A revolutionary finding has emerged in the field of plant biology that has the potential to transform photosynthesis in crops by improving efficiency and boosting yields. Scientists have discovered a unique modification of a carbon dioxide-fixing enzyme that has never been documented in plants and have successfully integrated it into other plant species, possibly enhancing their photosynthetic performance and growth.
At the heart of photosynthesis is the essential enzyme Rubisco, responsible for capturing carbon dioxide to create sugars. Unfortunately, Rubisco frequently interacts with oxygen, resulting in a detrimental byproduct known as 2-phosphoglycolate. Numerous crops spend considerable energy recycling this byproduct through the photorespiration cycle, which diminishes overall growth and productivity.
To address this inefficiency, researchers investigated algae, where specialized organelles known as pyrenoids have evolved to concentrate Rubisco and carbon dioxide, thereby reducing oxygen interactions and boosting efficiency. In algae, these pyrenoids are formed through the aggregation of Rubisco enzymes using distinctive linker proteins, tripling carbon dioxide assimilation. Estimates indicate that integrating such a mechanism into crops could enhance efficiency by 30-60%.
Notably, the range of linker proteins has evolved independently across different algal species while achieving comparable results. However, hornworts, the only terrestrial plants with pyrenoids and closely related to crop species, have resisted efforts to pinpoint such linker proteins. The process behind Rubisco concentration in hornworts remained elusive until the identification of an unusual Rubisco isoform during laboratory experiments.
Researchers discovered a 102 amino acid extension at the C-terminus of the Rubisco small subunit, named RbcS-STAR, which can form coiled-coils involved in protein interactions. This finding indicated an alternative approach for Rubisco concentration that is different from algae, potentially more suitable for crops.
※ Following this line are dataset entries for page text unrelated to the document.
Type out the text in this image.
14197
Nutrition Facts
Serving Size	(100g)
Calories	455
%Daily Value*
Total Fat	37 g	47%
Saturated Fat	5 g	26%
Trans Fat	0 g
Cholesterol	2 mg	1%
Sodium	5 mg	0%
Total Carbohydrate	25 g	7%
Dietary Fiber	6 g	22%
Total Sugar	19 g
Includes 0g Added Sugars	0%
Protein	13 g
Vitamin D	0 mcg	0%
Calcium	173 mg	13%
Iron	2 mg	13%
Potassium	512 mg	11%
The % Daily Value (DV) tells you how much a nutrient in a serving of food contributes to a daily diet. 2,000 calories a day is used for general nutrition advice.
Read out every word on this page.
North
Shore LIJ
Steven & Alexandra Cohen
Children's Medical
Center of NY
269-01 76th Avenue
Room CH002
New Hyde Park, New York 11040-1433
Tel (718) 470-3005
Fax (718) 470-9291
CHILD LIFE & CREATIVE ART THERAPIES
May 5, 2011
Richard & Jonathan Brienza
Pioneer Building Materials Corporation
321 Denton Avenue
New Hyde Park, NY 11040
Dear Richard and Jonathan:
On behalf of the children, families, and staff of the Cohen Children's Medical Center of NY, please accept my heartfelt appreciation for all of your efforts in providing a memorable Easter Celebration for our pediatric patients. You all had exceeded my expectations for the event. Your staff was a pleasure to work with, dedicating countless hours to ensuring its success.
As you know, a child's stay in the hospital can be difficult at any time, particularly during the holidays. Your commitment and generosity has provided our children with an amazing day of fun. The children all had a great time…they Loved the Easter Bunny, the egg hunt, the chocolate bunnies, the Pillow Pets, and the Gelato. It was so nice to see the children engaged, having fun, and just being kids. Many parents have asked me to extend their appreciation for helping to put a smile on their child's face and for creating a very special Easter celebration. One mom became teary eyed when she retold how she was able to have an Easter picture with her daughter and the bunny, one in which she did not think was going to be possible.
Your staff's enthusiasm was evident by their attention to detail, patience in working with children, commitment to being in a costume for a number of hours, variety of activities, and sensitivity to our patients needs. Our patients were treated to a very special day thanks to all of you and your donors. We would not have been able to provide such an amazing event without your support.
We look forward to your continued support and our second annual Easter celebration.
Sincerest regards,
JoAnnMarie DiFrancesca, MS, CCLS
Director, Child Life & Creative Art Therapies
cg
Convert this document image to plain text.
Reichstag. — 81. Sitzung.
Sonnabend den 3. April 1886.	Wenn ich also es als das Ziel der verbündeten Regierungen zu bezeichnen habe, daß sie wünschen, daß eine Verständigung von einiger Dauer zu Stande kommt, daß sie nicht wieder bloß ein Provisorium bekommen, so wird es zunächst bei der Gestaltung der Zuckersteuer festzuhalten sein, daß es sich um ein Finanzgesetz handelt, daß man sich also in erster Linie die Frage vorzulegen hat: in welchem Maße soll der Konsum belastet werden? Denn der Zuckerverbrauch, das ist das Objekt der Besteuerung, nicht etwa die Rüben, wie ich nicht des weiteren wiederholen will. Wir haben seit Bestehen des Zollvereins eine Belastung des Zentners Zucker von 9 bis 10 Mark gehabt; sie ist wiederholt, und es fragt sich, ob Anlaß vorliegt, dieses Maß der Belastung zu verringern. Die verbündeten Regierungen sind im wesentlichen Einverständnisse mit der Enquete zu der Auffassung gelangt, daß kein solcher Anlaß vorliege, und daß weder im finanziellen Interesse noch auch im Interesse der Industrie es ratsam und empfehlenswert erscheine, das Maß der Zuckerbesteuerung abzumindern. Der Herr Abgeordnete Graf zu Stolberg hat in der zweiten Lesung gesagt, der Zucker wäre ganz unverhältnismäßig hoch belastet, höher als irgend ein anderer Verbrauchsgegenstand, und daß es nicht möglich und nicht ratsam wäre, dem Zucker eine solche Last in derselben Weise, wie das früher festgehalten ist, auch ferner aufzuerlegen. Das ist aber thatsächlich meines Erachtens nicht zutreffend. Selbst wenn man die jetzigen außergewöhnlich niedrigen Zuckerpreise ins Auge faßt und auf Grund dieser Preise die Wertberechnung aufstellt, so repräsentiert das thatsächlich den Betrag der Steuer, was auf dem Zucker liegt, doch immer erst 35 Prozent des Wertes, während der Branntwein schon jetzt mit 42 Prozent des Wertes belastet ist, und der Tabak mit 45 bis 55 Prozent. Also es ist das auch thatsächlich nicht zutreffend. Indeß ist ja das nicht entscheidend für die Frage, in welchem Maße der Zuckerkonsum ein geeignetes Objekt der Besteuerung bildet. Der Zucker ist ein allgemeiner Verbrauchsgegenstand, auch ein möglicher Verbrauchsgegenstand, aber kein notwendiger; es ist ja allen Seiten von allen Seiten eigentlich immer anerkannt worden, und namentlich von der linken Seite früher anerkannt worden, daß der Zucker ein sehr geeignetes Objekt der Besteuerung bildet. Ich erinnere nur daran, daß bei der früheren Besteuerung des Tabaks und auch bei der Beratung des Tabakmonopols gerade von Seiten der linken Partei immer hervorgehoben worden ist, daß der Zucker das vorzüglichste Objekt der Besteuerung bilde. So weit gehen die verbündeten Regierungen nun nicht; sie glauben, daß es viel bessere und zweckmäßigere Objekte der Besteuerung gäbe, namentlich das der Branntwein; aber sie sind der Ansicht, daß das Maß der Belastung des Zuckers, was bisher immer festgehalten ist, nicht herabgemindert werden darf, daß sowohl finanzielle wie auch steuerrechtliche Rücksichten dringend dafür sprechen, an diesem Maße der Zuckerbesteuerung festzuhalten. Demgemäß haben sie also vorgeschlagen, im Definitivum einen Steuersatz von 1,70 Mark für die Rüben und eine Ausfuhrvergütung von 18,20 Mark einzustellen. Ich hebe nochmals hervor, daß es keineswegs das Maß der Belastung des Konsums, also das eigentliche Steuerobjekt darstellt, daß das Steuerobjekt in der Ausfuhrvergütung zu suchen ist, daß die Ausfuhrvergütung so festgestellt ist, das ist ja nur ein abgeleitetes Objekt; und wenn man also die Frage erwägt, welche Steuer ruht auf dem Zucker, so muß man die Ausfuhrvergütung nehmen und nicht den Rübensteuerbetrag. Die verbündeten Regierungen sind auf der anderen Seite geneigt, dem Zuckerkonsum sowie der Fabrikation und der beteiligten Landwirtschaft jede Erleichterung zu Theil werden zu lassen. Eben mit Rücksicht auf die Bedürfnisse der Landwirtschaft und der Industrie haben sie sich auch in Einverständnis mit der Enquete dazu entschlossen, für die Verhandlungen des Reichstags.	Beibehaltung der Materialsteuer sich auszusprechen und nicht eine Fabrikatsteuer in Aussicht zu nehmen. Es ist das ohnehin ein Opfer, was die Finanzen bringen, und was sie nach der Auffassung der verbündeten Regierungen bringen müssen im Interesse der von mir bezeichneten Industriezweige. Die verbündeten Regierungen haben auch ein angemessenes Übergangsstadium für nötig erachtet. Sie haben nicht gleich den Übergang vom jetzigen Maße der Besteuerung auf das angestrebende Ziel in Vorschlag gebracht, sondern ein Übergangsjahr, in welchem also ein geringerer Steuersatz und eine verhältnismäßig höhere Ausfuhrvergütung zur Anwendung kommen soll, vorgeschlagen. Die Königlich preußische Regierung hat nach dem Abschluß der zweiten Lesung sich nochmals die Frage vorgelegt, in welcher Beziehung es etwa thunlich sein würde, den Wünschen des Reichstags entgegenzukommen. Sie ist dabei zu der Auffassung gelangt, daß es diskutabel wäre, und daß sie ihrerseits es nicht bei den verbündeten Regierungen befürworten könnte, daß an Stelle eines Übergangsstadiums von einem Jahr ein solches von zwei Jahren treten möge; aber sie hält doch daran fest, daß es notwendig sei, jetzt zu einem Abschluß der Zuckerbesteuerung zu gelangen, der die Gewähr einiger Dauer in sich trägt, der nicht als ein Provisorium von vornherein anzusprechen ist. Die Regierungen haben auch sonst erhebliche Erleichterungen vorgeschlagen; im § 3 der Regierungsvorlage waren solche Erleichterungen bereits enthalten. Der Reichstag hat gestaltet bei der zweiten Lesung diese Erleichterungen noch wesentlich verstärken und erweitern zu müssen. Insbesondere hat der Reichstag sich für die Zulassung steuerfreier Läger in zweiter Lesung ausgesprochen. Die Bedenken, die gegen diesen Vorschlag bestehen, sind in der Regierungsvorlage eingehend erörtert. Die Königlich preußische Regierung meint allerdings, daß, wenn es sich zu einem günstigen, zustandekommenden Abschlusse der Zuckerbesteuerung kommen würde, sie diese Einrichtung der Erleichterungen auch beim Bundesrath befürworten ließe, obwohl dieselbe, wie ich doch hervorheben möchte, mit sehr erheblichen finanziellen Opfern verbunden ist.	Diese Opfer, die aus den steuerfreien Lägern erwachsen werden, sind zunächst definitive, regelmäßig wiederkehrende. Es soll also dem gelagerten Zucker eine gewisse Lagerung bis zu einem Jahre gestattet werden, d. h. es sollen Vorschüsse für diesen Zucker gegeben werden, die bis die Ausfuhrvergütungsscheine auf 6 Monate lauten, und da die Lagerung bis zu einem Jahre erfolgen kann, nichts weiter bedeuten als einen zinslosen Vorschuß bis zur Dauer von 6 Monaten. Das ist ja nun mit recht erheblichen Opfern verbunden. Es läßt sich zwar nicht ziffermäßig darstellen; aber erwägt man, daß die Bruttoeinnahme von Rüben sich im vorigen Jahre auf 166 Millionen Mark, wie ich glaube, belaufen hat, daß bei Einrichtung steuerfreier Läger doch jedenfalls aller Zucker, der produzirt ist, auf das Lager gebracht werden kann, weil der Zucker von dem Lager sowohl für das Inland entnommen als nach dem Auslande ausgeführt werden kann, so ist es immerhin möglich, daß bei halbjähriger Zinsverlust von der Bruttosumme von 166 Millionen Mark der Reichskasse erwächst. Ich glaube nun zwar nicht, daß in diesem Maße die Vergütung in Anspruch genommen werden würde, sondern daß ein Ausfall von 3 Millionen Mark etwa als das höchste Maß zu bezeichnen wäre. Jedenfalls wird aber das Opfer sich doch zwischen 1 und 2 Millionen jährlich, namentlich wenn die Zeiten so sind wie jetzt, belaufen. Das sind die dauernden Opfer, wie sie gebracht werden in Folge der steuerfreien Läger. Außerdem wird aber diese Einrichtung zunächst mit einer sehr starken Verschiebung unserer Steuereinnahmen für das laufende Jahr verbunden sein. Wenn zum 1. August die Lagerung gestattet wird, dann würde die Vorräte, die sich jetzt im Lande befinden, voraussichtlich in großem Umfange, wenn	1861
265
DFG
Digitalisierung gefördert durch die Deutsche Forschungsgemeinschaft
Through mutations, genetic studies, and fluorescent tagging, the role of RbcS-STAR was validated, especially when expressed in Arabidopsis, a model crop, where it produced functional pyrenoids. However, efficient application in crops such as rice requires additional Rubisco subtypes and an effective CO2 delivery mechanism.
This breakthrough highlights the promise of biophysical strategies to enhance efficiency in a variety of biotechnological applications. By arranging enzymes in a more condensed form, substrates could transition quickly, showcasing an innovative method beyond traditional plant biology. This finding paves the way for new avenues to boost crop productivity and tackle global food security issues.